El Diccionario de Inglés de Oxford define un lápiz como “Un instrumento para escribir o dibujar, que consiste en una varilla delgada de grafito o una sustancia similar encerrado en una pieza de madera larga o fija en una caja cilíndrica”.

Pequeñas notas, grandes obras

Los niños en la escuela usan lápices para escribir sus primeras letras. Se utilizan para diseñar casas y colecciones de moda, anotar noticias y escribir novelas de gran éxito. Se dice que el autor del Premio Nobel de Literatura John Steinbeck utilizó hasta 60 lápices diferentes al día y gastó nada menos que 300 escribiendo su novela “Al Este del Edén”.

Desde que se desarrolló por primera vez, en el siglo XVI, el lápiz “de plomo”, llamado así porque el grafito brillante que contenía fue confundido con mineral de plomo, ha inspirado a innumerables artistas una y otra vez, convirtiéndolos en fans de este utensilio aparentemente mundano.

Vincent van Gogh, por ejemplo, el hombre que allanó el camino para la pintura moderna, insistió en utilizar únicamente lápices Faber (ahora Faber-Castell).

La leyenda dice que la primera palabra del precoz artista Pablo Picasso fue “piz”: una abreviatura infantil de “lápiz”.

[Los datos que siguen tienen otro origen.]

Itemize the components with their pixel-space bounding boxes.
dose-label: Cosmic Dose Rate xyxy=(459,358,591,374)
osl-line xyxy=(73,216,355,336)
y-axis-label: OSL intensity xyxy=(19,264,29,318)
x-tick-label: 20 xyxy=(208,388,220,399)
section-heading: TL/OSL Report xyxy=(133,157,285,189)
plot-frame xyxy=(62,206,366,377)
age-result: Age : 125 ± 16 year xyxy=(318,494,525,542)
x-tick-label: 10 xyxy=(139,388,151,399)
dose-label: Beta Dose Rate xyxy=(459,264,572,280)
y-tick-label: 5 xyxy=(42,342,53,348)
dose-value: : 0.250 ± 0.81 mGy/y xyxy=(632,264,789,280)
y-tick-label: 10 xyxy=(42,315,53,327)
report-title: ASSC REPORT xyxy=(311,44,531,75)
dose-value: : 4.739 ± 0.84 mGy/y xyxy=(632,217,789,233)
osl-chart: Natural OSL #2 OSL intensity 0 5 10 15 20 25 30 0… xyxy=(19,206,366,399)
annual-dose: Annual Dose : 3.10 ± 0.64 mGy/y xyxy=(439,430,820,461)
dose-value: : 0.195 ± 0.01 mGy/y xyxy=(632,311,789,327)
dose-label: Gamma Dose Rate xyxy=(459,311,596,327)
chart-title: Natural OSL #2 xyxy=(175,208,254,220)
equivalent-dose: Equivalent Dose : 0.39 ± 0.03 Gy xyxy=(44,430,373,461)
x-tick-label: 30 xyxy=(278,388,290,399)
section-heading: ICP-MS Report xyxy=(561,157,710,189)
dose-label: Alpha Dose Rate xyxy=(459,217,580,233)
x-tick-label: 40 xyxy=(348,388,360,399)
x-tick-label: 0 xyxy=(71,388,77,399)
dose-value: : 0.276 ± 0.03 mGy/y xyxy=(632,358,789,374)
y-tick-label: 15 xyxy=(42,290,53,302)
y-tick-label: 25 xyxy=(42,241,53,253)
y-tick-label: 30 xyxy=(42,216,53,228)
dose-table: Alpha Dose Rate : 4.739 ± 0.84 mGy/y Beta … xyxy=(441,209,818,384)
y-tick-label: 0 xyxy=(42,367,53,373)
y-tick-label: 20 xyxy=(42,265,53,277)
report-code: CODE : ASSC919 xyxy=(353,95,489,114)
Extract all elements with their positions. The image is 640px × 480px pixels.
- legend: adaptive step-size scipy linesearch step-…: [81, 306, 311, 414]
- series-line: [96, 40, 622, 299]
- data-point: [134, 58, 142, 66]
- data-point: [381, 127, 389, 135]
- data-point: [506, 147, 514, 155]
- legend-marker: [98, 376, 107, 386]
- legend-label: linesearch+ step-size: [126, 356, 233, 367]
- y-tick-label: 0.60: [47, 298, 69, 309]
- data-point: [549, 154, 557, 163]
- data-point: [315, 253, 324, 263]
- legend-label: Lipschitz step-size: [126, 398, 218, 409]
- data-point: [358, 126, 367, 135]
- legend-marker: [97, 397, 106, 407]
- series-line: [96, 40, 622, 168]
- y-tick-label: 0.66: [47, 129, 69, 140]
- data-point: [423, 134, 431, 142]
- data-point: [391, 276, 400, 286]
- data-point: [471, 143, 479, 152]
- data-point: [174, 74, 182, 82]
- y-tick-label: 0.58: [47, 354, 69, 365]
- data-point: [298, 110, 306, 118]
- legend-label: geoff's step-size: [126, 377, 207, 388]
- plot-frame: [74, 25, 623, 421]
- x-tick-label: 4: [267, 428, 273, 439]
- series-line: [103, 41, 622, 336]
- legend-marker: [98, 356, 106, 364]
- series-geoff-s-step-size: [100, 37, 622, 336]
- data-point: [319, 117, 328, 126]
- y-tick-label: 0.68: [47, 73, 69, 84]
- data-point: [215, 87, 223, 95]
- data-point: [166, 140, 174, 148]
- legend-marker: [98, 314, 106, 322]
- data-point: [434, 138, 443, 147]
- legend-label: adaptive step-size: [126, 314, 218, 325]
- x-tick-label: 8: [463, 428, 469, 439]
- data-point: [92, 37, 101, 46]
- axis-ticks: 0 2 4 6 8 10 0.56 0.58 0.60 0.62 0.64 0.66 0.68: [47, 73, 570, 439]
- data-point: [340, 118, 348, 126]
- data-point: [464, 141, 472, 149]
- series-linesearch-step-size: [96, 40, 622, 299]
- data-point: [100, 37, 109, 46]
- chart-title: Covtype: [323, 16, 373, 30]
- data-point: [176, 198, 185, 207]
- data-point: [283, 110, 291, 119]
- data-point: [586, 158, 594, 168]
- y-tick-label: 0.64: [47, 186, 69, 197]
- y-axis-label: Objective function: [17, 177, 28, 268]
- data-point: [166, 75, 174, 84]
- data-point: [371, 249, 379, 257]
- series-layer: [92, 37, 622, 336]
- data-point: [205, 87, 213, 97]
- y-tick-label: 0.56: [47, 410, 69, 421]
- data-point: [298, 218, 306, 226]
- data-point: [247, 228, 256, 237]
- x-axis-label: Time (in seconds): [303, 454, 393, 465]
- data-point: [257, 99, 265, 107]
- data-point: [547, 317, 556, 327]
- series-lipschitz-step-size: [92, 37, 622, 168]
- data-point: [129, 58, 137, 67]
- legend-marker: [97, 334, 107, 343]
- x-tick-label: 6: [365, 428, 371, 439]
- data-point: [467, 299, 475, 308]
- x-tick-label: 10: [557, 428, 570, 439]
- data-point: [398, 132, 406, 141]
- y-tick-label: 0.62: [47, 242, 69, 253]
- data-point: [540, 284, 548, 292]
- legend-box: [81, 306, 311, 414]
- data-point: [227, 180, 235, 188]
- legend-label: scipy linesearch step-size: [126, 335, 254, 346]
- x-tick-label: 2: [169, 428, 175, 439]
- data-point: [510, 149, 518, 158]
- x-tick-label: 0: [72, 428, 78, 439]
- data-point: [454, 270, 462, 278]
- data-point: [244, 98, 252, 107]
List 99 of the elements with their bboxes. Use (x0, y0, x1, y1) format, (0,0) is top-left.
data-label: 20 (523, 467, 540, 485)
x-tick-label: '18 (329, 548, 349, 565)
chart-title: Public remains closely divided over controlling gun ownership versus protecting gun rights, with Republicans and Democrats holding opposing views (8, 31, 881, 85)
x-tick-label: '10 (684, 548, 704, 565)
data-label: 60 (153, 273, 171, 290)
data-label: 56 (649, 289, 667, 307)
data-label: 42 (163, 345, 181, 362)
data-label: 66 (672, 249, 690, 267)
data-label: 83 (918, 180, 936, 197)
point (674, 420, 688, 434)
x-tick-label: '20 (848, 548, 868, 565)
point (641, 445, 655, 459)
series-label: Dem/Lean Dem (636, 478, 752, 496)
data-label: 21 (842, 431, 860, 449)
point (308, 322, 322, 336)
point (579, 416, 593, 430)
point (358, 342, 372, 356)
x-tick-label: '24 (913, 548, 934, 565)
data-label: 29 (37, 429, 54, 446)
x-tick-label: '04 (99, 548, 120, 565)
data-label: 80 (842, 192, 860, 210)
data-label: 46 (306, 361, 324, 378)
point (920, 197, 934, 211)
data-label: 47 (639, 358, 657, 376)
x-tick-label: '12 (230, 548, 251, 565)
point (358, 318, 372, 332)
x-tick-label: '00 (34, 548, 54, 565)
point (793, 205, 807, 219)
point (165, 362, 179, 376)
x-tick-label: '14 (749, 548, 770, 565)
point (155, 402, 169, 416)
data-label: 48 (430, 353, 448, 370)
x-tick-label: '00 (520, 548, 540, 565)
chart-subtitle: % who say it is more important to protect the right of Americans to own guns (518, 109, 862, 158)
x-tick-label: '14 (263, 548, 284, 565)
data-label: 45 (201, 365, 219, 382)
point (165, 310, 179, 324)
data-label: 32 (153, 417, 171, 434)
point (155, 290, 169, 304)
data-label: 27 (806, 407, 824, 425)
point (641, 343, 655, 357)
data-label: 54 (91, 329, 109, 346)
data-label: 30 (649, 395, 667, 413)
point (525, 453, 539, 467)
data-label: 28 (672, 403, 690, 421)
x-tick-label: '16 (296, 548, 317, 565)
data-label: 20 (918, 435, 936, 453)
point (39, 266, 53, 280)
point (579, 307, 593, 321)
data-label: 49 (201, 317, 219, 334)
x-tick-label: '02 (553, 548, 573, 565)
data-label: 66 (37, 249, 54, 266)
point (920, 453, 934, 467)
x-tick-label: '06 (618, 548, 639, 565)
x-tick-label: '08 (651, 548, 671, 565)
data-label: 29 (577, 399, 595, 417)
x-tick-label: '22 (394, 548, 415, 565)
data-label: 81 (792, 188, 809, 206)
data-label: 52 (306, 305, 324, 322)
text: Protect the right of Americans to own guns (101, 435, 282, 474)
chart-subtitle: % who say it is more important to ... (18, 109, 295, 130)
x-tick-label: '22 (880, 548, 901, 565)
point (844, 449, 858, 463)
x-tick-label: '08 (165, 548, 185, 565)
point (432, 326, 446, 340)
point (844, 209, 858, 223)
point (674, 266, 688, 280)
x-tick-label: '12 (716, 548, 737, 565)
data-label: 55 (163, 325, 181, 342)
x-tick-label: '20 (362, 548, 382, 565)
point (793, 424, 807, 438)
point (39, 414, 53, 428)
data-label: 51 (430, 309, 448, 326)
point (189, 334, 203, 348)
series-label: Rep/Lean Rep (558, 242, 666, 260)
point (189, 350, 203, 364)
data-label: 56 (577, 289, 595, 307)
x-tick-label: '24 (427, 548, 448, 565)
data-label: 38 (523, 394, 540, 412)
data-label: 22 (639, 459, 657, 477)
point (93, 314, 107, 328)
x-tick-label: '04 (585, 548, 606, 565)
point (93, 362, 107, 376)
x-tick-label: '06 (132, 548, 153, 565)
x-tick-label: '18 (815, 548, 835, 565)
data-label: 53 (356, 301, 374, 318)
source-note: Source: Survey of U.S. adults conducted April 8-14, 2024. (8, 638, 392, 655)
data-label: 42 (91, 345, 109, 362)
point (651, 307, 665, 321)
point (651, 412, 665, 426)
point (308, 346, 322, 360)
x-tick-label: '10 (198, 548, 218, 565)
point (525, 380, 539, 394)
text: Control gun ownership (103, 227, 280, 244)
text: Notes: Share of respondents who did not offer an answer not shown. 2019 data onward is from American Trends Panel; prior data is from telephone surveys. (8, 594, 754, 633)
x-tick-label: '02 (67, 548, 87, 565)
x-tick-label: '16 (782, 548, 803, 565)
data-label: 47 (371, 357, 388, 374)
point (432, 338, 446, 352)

Tras el ataque de los terroristas islamistas a las oficinas de la revista satírica francesa Charlie Hebdo en enero de 2015, se hizo evidente cuán estrechamente está asociado el instrumento de madera, que suele medir 17 centímetros de largo y 7 milímetros de grosor, con la creatividad humana: Miles de carteles, portadas y medios de comunicación social portaban imágenes de lápices – a veces rotos, pero siempre orgullosos – como el símbolo universal de la libertad de expresión artística y la palabra escrita.

Pionero productor de lápices: Lothar von Faber

Una varita mágica para todos, un “dispositivo para zares y carpinteros”: el lápiz fue capaz de conquistar el mundo en el siglo pasado gracias principalmente al espíritu pionero técnico y comercial de un empresario alemán: Lothar von Faber (1817-1896), que convirtió su negocio familiar en Spitzgarten, Baviera, en una marca global.

Cuando von Faber, a la edad de 22 años, se hizo cargo de la empresa familiar en la cuarta generación, los mejores lápices -una mercancía cara y rara- se fabricaban todavía en el extranjero, mientras que los de la zona de Núremberg eran considerados de calidad inferior. Eso estaba a punto de cambiar con la ayuda de mejoras cualitativas decisivas, a través de la apertura de la producción internacional, los canales de ventas y el desarrollo de una marca con una excelente reputación.

Hoy en día, la responsabilidad laboral, social y medioambiental es parte tanto del ADN de Faber-Castell como de su pasión por el desarrollo técnico y económico. Con una producción de lápices de alrededor de dos mil millones por año, la empresa es el mayor fabricante de lápices en el mundo.